Cinquante ans plus tard, la société Corsica Ferries est toujours là, plus active que jamais. Pour preuve, les projets dévoilés mardi 15 mai par Pierre Mattei, son patron et principal actionnaire depuis un an. La compagnie se prépare à commander deux nouveaux bateaux, et à desservir une nouvelle destination, Minorque, une île des Baléares. Objectif : prolonger le succès de Corsica Ferries, qui, en s’inspirant du « low cost » dans l’aviation, a réussi à devenir extrêmement rentable. En 2016, le résultat net a atteint 40 millions d’euros, soit 14 % d’un chiffre d’affaires établi à 290 millions d’euros. « Avec la hausse des carburants, la marge sera un peu moindre cette année », tempèrent les dirigeants.

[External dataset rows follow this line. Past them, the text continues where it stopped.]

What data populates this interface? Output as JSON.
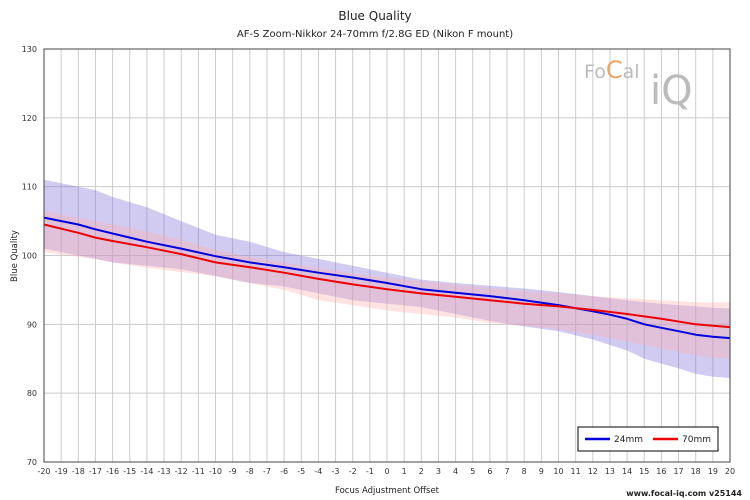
{
  "chart_data": {
    "type": "line",
    "title": "Blue Quality",
    "subtitle": "AF-S Zoom-Nikkor 24-70mm f/2.8G ED (Nikon F mount)",
    "xlabel": "Focus Adjustment Offset",
    "ylabel": "Blue Quality",
    "xlim": [
      -20,
      20
    ],
    "ylim": [
      70,
      130
    ],
    "xticks": [
      -20,
      -19,
      -18,
      -17,
      -16,
      -15,
      -14,
      -13,
      -12,
      -11,
      -10,
      -9,
      -8,
      -7,
      -6,
      -5,
      -4,
      -3,
      -2,
      -1,
      0,
      1,
      2,
      3,
      4,
      5,
      6,
      7,
      8,
      9,
      10,
      11,
      12,
      13,
      14,
      15,
      16,
      17,
      18,
      19,
      20
    ],
    "yticks": [
      70,
      80,
      90,
      100,
      110,
      120,
      130
    ],
    "grid": true,
    "legend_position": "bottom-right",
    "series": [
      {
        "name": "24mm",
        "color": "#0000dd",
        "band_color": "#7b6bd6",
        "x": [
          -20,
          -18,
          -17,
          -16,
          -14,
          -12,
          -10,
          -8,
          -6,
          -4,
          -2,
          0,
          2,
          4,
          6,
          8,
          10,
          12,
          13,
          14,
          15,
          16,
          17,
          18,
          19,
          20
        ],
        "values": [
          105.5,
          104.5,
          103.8,
          103.2,
          102.0,
          101.0,
          99.9,
          99.0,
          98.3,
          97.5,
          96.8,
          96.0,
          95.1,
          94.6,
          94.1,
          93.5,
          92.8,
          91.9,
          91.4,
          90.8,
          90.0,
          89.5,
          89.0,
          88.5,
          88.2,
          88.0
        ],
        "upper": [
          111.0,
          110.0,
          109.5,
          108.5,
          107.0,
          105.0,
          103.0,
          102.0,
          100.5,
          99.5,
          98.5,
          97.5,
          96.5,
          96.0,
          95.6,
          95.2,
          94.7,
          94.1,
          93.8,
          93.5,
          93.2,
          93.0,
          92.8,
          92.6,
          92.4,
          92.3
        ],
        "lower": [
          101.0,
          100.0,
          99.5,
          99.0,
          98.5,
          98.0,
          97.0,
          96.0,
          95.5,
          94.5,
          93.5,
          93.0,
          92.5,
          91.5,
          90.5,
          89.7,
          89.0,
          87.8,
          87.0,
          86.2,
          85.0,
          84.3,
          83.6,
          82.8,
          82.4,
          82.2
        ]
      },
      {
        "name": "70mm",
        "color": "#ee0000",
        "band_color": "#ffb0b0",
        "x": [
          -20,
          -18,
          -17,
          -16,
          -14,
          -12,
          -10,
          -8,
          -6,
          -4,
          -2,
          0,
          2,
          4,
          6,
          8,
          10,
          12,
          14,
          16,
          18,
          19,
          20
        ],
        "values": [
          104.5,
          103.3,
          102.6,
          102.1,
          101.2,
          100.2,
          99.0,
          98.3,
          97.5,
          96.6,
          95.8,
          95.1,
          94.5,
          94.0,
          93.5,
          93.0,
          92.6,
          92.1,
          91.5,
          90.8,
          90.0,
          89.8,
          89.6
        ],
        "upper": [
          106.5,
          105.5,
          105.0,
          104.5,
          103.5,
          102.3,
          100.8,
          99.8,
          99.0,
          98.2,
          97.4,
          96.8,
          96.3,
          95.8,
          95.3,
          94.8,
          94.5,
          94.1,
          93.8,
          93.5,
          93.2,
          93.2,
          93.2
        ],
        "lower": [
          100.5,
          99.8,
          99.5,
          99.0,
          98.2,
          97.6,
          97.0,
          96.0,
          95.0,
          93.5,
          92.8,
          92.0,
          91.5,
          91.0,
          90.2,
          89.8,
          89.3,
          88.5,
          87.5,
          86.5,
          85.5,
          85.2,
          85.0
        ]
      }
    ]
  },
  "branding": {
    "logo_part1": "Fo",
    "logo_part2": "C",
    "logo_part3": "al",
    "logo_iq": "iQ",
    "footer": "www.focal-iq.com  v25144"
  }
}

Corsica Ferries détient actuellement 13 navires, qui effectuent des navettes essentiellement entre la Corse et le continent, l’Italie et la Sardaigne. Pour maintenir sa croissance, l’entreprise aimerait disposer de deux ferries supplémentaires, capables de transporter chacun environ 2 200 passagers et 700 voitures. Des discussions sont en cours avec plusieurs chantiers navals, pour une facture d’au moins 100 millions d’euros par bateau.

Le premier opérateur en Corse

« Ces nouveaux bâtiments devront répondre aux nouvelles normes d’environnement qui s’appliqueront en 2020, et vont fondamentalement changer la structure de coût des armateurs », précise M. Mattei. Plusieurs solutions sont envisagées, notamment l’utilisation de gaz naturel liquéfié.

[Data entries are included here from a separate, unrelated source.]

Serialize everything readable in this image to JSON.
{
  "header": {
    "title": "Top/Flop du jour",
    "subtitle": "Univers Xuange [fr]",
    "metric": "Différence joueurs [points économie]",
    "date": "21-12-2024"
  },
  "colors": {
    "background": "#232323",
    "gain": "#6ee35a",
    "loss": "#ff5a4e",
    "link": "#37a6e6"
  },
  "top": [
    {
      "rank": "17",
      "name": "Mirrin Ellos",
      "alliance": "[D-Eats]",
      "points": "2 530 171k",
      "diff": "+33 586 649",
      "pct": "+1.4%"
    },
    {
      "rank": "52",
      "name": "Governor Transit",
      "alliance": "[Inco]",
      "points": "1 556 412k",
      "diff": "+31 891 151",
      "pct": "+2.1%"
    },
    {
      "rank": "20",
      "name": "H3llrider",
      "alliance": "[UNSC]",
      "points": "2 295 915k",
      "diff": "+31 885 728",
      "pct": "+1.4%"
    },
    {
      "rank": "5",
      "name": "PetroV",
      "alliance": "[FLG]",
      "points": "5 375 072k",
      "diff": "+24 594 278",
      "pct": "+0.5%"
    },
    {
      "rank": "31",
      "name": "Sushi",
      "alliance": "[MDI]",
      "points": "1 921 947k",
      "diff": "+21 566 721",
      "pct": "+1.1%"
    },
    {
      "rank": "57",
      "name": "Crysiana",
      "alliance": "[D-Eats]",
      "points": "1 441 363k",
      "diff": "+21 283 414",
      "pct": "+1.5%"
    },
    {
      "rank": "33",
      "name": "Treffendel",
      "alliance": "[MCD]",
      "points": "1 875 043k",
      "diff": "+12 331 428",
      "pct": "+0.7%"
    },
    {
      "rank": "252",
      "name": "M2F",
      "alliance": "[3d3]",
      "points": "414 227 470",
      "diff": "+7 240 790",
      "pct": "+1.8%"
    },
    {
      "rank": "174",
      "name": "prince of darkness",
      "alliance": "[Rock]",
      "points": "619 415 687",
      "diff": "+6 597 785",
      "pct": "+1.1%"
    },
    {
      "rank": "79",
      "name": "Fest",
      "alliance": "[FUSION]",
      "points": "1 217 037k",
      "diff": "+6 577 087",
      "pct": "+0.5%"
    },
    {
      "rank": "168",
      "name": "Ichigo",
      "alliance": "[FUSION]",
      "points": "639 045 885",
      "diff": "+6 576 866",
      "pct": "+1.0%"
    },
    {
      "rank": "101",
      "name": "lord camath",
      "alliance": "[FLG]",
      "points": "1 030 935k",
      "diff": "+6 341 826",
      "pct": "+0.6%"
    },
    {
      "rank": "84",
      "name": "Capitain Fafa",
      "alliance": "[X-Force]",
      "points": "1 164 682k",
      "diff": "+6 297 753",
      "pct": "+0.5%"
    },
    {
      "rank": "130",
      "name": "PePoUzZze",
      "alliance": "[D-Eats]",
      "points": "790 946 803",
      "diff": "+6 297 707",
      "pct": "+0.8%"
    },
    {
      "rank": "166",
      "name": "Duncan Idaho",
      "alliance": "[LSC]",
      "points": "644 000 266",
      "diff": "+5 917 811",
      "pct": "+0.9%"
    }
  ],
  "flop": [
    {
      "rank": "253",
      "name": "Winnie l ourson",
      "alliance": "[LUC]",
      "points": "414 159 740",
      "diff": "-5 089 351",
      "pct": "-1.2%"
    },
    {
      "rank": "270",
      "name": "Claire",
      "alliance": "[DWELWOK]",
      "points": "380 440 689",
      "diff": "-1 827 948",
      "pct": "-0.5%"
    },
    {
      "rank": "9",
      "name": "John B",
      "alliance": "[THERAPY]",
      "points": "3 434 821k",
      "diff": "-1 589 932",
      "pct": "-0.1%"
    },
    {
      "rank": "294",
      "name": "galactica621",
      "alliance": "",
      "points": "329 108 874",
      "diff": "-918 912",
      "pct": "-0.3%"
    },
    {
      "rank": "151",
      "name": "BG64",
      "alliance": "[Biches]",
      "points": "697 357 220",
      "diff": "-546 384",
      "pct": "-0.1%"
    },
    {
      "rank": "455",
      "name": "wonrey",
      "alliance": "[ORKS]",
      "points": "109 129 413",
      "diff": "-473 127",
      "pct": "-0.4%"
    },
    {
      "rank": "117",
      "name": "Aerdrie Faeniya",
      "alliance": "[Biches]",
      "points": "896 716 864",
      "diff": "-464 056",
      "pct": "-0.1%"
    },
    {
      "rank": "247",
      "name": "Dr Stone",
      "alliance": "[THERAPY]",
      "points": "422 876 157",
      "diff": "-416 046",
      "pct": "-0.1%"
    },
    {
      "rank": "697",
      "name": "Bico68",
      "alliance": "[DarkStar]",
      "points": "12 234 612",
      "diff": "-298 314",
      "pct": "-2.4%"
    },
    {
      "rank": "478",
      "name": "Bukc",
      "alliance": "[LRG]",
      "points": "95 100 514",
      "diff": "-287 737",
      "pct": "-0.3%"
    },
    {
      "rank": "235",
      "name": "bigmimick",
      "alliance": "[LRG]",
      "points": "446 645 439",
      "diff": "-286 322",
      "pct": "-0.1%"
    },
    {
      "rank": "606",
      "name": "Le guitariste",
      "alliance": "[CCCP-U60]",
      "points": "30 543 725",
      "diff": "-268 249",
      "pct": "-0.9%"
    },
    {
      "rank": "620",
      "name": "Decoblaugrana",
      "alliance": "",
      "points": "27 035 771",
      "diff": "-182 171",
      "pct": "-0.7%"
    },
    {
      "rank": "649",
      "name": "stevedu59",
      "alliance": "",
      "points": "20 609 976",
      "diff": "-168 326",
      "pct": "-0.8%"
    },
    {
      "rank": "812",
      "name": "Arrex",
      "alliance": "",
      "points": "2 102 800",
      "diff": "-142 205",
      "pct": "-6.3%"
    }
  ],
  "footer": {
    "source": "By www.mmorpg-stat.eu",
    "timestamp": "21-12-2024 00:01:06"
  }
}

Deuxième grand projet : la création d’une vingtième ligne régulière, entre Toulon et Minorque. Elle s’ajouterait à celle tout récemment ouverte entre la France et Alcudia, sur l’île de Majorque. « Nous n’étions pas aux Baléares jusqu’à présent, explique M. Mattei. Nous essayons d’y prendre une petite part de marché, en disant aux clients : “Amenez votre voiture !’’ C’est l’atout clé du ferry par rapport à l’avion. »

Le transport de passagers et de marchandises vers la Corse représente toujours la majorité du chiffre d’affaires de Corsica Ferries, dont 61 % des clients sont Français. A l’origine, en 1968, la société de Pascal Lota était un acteur marginal de ce marché dominé – grâce à des subventions – par la SNCM. Mais peu à peu « ce système voué à l’échec s’est effondré », explique M. Mattei. Tandis que la SNCM sombrait, Corsica Ferries est devenu de loin le premier opérateur.

Des prix serrés

Aujourd’hui, la compagnie bénéficie de l’engouement confirmé des touristes pour la Corse, une destination plus sûre maintenant que le FLNC a déposé les armes. « Et désormais, les subventions ne devraient plus perturber le jeu », se réjouit le PDG, qui espère récupérer en justice une partie de ce que la concurrence faussée par les aides publiques a coûté à Corsica Ferries. Le préjudice est évalué à 88 millions d’euros.

Mais c’est surtout hors de Corse que l’entreprise voit son expansion. D’où l’assaut lancé cette année sur le marché des Baléares, en s’appuyant une fois de plus sur un modèle proche de celui de Ryanair ou easyJet. A chaque fois, Corsica Ferries propose des prix serrés en comprimant ses propres frais. Pour y parvenir, la compagnie est présente dans des ports de deuxième rang : Toulon plutôt que Marseille, Alcudia plutôt que Palma de Majorque, etc. « Cela offre des coûts portuaires réduits, et permet en outre des trajets plus courts », expliquent les dirigeants. L’entreprise rentabilise aussi ses navires en les faisant circuler le plus possible. « Ils ne restent jamais à quai. A peine arrivés à Ajaccio, ils repartent à l’île Rousse, etc., et effectuent jusqu’à trois traversées en 24 heures. »

Comme les compagnies aériennes, Corsica Ferries joue aussi la carte des réservations sur Internet, et des prix ajustés en permanence en fonction du remplissage des bateaux et des tarifs des concurrents. Autre recette classique du monde du « low cost » : la prestation de base n’est pas chère – pour le cinquantenaire, des passages à 1 euro par voiture vont même être proposés cette semaine –, mais tout le reste est à payer en supplément. Un tiers du chiffre d’affaires provient ainsi de la restauration.